8 May 2012

Impossible Greek algebra

“A new growth narrative” was the promise eurozone made impatient world financial leaders at theĀ  IMF World Bank spring meetings last month.

The Brussels-Frankfurt-Berlin axis have been planning a renewed focus on growth, partly to accommodate the arrival of Francois Hollande at the Elysee. In an interview with Jon Snow on Sunday, Laurent Fabius, a likely leading cabinet minister in an Hollande government, indicated pretty clearly that the existing fiscal treaty was to be supplemented by a “growth plan”.

Besides as mighty a force as the prime minister of Luxembourg (elected by 80,000) told the president-elect of the Republic of France that it was “not possible” to renegotiate the cherished eurozone fiscal treaty.

If you want to cut through this all you have to do is listen to the ECB president last week. Mario Draghi said a number of extraordinary things at his press conference in Barcelona. There is clearly a significant plan to redeploy massive financial resources towards infrastructure spending. The fact that eurozone unemployment is now at a record for the lifetime of the single currency has prompted action. the ECB pumping hundreds of billions of euros into the eurozone banking system has provided only temporary respite.

“What we’ve learnt is that a trillion euros doesn’t buy you much time,” one of the world’s leading bankers told me recently.

Implicitly there is recognition that what you might call German sado-austerity will not work, and certainly will not work on its own. The tanker is turning a little.
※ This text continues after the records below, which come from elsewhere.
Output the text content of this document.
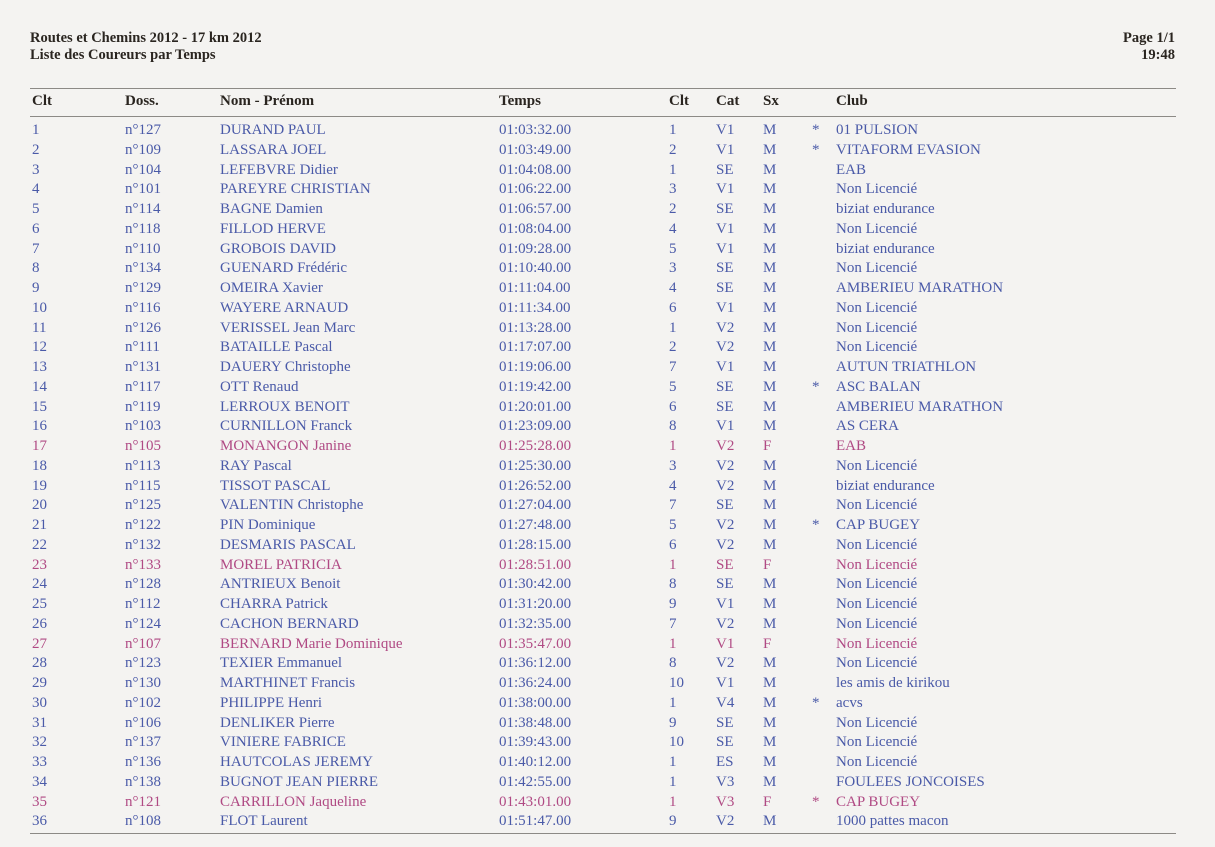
Routes et Chemins 2012 - 17 km 2012
Liste des Coureurs par Temps
Page 1/1
19:48
Clt	Doss.	Nom - Prénom	Temps	Clt Cat Sx	Club
1	n°127	DURAND PAUL	01:03:32.00	1	V1 M * 01 PULSION
2	n°109	LASSARA JOEL	01:03:49.00	2	V1 M * VITAFORM EVASION
3	n°104	LEFEBVRE Didier	01:04:08.00	1	SE M	EAB
4	n°101	PAREYRE CHRISTIAN	01:06:22.00	3	V1 M	Non Licencié
5	n°114	BAGNE Damien	01:06:57.00	2	SE M	biziat endurance
6	n°118	FILLOD HERVE	01:08:04.00	4	V1 M	Non Licencié
7	n°110	GROBOIS DAVID	01:09:28.00	5	V1 M	biziat endurance
8	n°134	GUENARD Frédéric	01:10:40.00	3	SE M	Non Licencié
9	n°129	OMEIRA Xavier	01:11:04.00	4	SE M	AMBERIEU MARATHON
10	n°116	WAYERE ARNAUD	01:11:34.00	6	V1 M	Non Licencié
11	n°126	VERISSEL Jean Marc	01:13:28.00	1	V2 M	Non Licencié
12	n°111	BATAILLE Pascal	01:17:07.00	2	V2 M	Non Licencié
13	n°131	DAUERY Christophe	01:19:06.00	7	V1 M	AUTUN TRIATHLON
14	n°117	OTT Renaud	01:19:42.00	5	SE M * ASC BALAN
15	n°119	LERROUX BENOIT	01:20:01.00	6	SE M	AMBERIEU MARATHON
16	n°103	CURNILLON Franck	01:23:09.00	8	V1 M	AS CERA
17	n°105	MONANGON Janine	01:25:28.00	1	V2 F	EAB
18	n°113	RAY Pascal	01:25:30.00	3	V2 M	Non Licencié
19	n°115	TISSOT PASCAL	01:26:52.00	4	V2 M	biziat endurance
20	n°125	VALENTIN Christophe	01:27:04.00	7	SE M	Non Licencié
21	n°122	PIN Dominique	01:27:48.00	5	V2 M * CAP BUGEY
22	n°132	DESMARIS PASCAL	01:28:15.00	6	V2 M	Non Licencié
23	n°133	MOREL PATRICIA	01:28:51.00	1	SE F	Non Licencié
24	n°128	ANTRIEUX Benoit	01:30:42.00	8	SE M	Non Licencié
25	n°112	CHARRA Patrick	01:31:20.00	9	V1 M	Non Licencié
26	n°124	CACHON BERNARD	01:32:35.00	7	V2 M	Non Licencié
27	n°107	BERNARD Marie Dominique	01:35:47.00	1	V1 F	Non Licencié
28	n°123	TEXIER Emmanuel	01:36:12.00	8	V2 M	Non Licencié
29	n°130	MARTHINET Francis	01:36:24.00	10 V1 M	les amis de kirikou
30	n°102	PHILIPPE Henri	01:38:00.00	1	V4 M * acvs
31	n°106	DENLIKER Pierre	01:38:48.00	9	SE M	Non Licencié
32	n°137	VINIERE FABRICE	01:39:43.00	10 SE M	Non Licencié
33	n°136	HAUTCOLAS JEREMY	01:40:12.00	1	ES M	Non Licencié
34	n°138	BUGNOT JEAN PIERRE	01:42:55.00	1	V3 M	FOULEES JONCOISES
35	n°121	CARRILLON Jaqueline	01:43:01.00	1	V3 F	* CAP BUGEY
36	n°108	FLOT Laurent	01:51:47.00	9	V2 M	1000 pattes macon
But at this precise moment, the Greek public give the eurozone bailout what appears to be the strongest possible rejection. The two mainstream “pro-memorandum” parties got less than a third of the vote, compared with their habitual 80 per cent. It is only the oddity of the winner of the election getting a top up bonus of 50 seats that even makes it appear respectable for ND’s Antonis Samaras to start to claim any sort of mandate. A joke going round financial analysts: beware countries where the leading political party has a vote share lower than the rate of VAT.

Yesterday Samaras got the three-day mandate to negotiate coalition at 3pm. He gave up five hours into his three days. Today 37-year-old Alexis Tsipras, leader of the Syriza Coalition takes up the baton to create a leftist anti-bailout but pro-euro Greek government. He wants to suspend debt repayments and renegotiate the deal. I fear that some Greek political parties are overplaying their weak hand versus European nations that would prefer to let them leave the euro than further renegotiate Greece’s bailout.

In any case, right now, the algebra seems to make any sort of government impossible. That means even more elections.